JOHANNESBURG - At least 22 people have been swept to their death in Mozambique and thousands more have fled heavy rains there and in neighbouring South Africa and Malawi, emergency officials said today.
Government officials in Mozambique said the death toll had risen sharply from the initial eight reported a week ago, and heavy rains were expected to continue, forcing the government to put the country on a cyclone alert.
Rains had fuelled the spread of disease, with 114 cases of cholera reported in the central Sofala region.
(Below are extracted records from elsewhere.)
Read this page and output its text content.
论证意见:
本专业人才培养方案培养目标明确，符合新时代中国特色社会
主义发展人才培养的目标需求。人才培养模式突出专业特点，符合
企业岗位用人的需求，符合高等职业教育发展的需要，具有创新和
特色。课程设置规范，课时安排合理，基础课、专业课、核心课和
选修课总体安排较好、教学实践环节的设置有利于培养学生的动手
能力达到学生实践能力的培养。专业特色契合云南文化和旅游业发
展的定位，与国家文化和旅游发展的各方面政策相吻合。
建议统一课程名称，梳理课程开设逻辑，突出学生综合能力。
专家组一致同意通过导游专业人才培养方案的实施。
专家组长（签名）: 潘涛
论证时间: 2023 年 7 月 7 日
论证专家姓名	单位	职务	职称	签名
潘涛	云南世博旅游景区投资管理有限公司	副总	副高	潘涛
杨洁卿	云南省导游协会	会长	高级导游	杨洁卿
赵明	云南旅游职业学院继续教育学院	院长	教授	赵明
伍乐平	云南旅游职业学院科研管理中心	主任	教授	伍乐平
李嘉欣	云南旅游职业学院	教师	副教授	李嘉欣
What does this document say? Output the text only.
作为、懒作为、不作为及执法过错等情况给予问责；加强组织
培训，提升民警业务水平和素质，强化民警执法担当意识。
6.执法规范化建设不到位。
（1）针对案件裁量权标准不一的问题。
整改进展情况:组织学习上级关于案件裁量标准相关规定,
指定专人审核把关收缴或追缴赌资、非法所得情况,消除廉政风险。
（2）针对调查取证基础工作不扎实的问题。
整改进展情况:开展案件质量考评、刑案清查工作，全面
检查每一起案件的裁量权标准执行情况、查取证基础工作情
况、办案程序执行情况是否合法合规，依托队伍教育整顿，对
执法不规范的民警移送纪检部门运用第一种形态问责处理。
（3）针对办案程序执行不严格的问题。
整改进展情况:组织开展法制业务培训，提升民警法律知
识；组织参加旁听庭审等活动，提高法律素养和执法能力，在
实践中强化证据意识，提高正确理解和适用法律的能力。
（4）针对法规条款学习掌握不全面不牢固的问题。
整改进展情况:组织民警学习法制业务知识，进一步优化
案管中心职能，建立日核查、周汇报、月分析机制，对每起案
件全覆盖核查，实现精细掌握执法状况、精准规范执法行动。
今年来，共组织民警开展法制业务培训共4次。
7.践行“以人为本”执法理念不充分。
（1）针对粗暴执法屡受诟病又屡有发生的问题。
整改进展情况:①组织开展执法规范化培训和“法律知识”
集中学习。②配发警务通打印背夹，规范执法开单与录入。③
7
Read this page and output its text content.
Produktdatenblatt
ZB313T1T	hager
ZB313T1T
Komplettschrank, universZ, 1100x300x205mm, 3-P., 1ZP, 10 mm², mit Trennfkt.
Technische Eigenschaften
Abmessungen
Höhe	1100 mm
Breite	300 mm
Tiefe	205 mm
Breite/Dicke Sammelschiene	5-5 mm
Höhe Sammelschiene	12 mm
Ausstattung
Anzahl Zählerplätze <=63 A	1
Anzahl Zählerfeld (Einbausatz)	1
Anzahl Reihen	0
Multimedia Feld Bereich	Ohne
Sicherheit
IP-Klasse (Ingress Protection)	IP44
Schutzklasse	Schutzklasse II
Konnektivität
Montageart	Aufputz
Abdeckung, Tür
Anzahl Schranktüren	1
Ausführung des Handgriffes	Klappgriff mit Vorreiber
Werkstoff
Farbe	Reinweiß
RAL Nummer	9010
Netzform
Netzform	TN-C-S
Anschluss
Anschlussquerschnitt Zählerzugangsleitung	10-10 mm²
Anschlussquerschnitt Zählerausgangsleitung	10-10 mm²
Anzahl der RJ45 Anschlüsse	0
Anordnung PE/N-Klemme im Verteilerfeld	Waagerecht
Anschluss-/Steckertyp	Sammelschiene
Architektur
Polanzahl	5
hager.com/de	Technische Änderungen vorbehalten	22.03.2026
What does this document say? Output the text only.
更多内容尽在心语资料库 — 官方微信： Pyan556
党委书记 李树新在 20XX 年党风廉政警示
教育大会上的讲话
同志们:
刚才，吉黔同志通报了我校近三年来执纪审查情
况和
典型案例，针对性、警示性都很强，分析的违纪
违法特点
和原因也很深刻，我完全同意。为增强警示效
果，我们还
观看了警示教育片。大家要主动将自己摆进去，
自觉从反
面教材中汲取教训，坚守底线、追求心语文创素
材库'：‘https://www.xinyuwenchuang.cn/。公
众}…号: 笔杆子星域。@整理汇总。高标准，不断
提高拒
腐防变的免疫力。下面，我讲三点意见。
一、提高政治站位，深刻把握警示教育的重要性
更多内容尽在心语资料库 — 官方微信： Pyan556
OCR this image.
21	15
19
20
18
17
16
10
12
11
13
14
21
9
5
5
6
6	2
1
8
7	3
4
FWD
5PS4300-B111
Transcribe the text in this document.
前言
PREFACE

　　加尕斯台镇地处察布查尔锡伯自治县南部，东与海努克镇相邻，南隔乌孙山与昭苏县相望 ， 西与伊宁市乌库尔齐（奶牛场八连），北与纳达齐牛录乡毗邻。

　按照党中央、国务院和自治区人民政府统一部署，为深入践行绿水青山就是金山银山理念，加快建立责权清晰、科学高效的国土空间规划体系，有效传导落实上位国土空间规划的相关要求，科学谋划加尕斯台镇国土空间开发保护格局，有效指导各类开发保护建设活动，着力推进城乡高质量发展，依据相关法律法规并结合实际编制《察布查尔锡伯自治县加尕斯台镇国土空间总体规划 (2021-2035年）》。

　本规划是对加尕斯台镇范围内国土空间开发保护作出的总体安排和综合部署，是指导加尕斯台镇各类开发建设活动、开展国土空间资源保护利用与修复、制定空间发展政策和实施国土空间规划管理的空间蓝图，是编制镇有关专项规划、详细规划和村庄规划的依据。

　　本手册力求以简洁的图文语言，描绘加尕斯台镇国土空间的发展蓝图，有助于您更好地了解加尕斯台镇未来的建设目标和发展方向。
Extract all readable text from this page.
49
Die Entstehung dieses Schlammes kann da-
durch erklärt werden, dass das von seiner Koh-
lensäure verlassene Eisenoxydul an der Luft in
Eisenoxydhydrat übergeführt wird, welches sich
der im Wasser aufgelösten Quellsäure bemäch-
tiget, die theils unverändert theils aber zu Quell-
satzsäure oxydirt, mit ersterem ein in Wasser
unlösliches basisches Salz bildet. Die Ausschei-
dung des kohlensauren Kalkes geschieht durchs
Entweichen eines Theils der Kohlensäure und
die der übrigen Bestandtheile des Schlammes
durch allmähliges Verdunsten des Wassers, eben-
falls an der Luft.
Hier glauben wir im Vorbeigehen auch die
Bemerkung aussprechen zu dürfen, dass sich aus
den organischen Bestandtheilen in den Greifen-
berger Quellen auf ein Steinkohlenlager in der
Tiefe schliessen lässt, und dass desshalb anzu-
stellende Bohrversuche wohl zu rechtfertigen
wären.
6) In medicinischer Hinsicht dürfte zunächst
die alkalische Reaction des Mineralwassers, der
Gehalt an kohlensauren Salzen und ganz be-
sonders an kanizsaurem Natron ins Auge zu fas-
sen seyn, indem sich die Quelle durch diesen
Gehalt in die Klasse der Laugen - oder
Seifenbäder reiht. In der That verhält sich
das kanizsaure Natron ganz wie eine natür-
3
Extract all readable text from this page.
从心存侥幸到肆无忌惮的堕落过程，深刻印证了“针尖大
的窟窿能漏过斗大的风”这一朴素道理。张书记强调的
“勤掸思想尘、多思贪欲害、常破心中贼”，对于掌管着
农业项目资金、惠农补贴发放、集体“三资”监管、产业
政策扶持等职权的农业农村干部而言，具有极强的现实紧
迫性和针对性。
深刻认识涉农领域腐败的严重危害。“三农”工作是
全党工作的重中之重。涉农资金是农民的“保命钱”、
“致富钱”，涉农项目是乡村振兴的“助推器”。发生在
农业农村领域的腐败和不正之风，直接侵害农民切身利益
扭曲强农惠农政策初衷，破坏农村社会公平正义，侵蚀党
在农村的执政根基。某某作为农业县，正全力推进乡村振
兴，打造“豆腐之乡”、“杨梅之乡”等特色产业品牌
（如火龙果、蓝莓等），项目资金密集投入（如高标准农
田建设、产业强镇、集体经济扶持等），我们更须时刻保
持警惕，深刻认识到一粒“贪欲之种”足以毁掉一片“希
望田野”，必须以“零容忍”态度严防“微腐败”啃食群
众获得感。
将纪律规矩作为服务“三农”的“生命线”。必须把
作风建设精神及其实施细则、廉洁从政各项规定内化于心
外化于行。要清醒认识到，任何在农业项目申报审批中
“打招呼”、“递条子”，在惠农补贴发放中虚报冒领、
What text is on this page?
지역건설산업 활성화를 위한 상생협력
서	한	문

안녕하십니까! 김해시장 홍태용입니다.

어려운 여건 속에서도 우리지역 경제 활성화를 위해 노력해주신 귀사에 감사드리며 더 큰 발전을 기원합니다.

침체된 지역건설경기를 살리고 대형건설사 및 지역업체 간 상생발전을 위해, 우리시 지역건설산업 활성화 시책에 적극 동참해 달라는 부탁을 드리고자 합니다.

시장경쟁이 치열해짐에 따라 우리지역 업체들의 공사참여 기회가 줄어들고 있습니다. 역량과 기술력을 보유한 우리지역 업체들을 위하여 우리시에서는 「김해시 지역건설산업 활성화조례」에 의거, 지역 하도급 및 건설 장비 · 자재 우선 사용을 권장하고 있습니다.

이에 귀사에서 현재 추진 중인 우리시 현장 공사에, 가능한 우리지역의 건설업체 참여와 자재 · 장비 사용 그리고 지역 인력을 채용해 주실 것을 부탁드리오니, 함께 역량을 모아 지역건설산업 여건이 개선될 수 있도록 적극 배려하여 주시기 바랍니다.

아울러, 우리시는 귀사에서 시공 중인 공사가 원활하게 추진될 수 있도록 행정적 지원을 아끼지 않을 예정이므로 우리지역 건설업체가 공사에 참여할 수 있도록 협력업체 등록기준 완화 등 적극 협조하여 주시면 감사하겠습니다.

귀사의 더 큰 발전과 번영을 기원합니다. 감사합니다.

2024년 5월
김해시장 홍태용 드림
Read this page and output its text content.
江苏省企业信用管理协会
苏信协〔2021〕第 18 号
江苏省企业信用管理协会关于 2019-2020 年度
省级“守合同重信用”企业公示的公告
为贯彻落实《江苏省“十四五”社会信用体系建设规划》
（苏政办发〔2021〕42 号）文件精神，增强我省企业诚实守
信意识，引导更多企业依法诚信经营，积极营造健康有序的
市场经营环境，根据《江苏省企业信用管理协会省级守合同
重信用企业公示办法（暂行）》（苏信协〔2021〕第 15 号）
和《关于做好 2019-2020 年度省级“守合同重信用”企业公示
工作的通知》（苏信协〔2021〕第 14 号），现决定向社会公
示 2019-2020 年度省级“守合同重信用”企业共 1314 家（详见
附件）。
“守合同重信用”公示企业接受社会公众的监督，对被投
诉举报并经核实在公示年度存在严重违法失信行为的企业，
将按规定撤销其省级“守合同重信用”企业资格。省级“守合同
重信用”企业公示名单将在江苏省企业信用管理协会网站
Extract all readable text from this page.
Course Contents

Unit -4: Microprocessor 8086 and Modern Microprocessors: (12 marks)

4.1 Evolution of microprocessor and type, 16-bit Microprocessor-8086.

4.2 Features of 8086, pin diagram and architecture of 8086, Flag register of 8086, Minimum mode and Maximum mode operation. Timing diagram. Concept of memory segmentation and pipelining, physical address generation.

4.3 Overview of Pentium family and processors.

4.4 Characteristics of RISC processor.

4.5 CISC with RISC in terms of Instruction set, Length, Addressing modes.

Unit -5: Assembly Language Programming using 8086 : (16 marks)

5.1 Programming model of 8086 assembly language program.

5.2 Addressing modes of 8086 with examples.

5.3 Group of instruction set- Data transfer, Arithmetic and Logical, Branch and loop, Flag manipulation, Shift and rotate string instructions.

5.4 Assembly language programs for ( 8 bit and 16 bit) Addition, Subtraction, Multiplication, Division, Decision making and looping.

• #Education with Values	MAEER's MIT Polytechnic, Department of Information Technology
But Mozambique had contained the crisis well and there were no deaths from cholera, state administration minister Lucas Chomera said.
"The death toll stands at 22. Heavy rains continue but there is no cause for alarm yet," said a senior emergency official.
Officials said Mozambique's major rivers remained near the 7-metre flood alarm level but were not a concern at the moment.
In 2000, devastating floods in Mozambique killed an estimated 700 people and made up to 500,000 homeless.
Drought in southern Africa left several million people in need of urgent food handouts last year. Now governments and relief agencies fear that heavy rains will prevent supplies reaching the needy or will damage crops that have been planted.
Mozambique weather services predicted rain would continue to fall over the entire week. Meteorologists have forecast normal to above-normal levels of rainfall in central and northern Mozambique to the end of the rainy season in March.
Rains damaged roads and other infrastructure, officials said, making it difficult for relief workers to distribute food to some 800,000 people cut off in the Sofala and Gaza regions where stocks were declining fast.
The Limpopo railway, linking neighbouring Zimbabwe to Maputo port, had also been closed after rain-induced damage and weather prevented planned repairs.
In South Africa, police reported floods killed at least two people in a settlement in Johannesburg and said several shacks in one squatter village had been swept away.
One of the main border posts between South Africa and Botswana was closed due to flooding, a Home Affairs spokesman said. Traffic was being diverted to alternative crossings.
Near the town of Standerton in rural Mpumalanga province, police planned to evacuate thousands of people marooned there by rain. Standerton's two dams were between 114 per cent and 150 per cent full, weather officials said.
Near the Malawi town of Chikwakwa, south of the commercial capital Blantyre, rains have killed one person and displaced at least 1,000 people in the past week, Malawi officials said.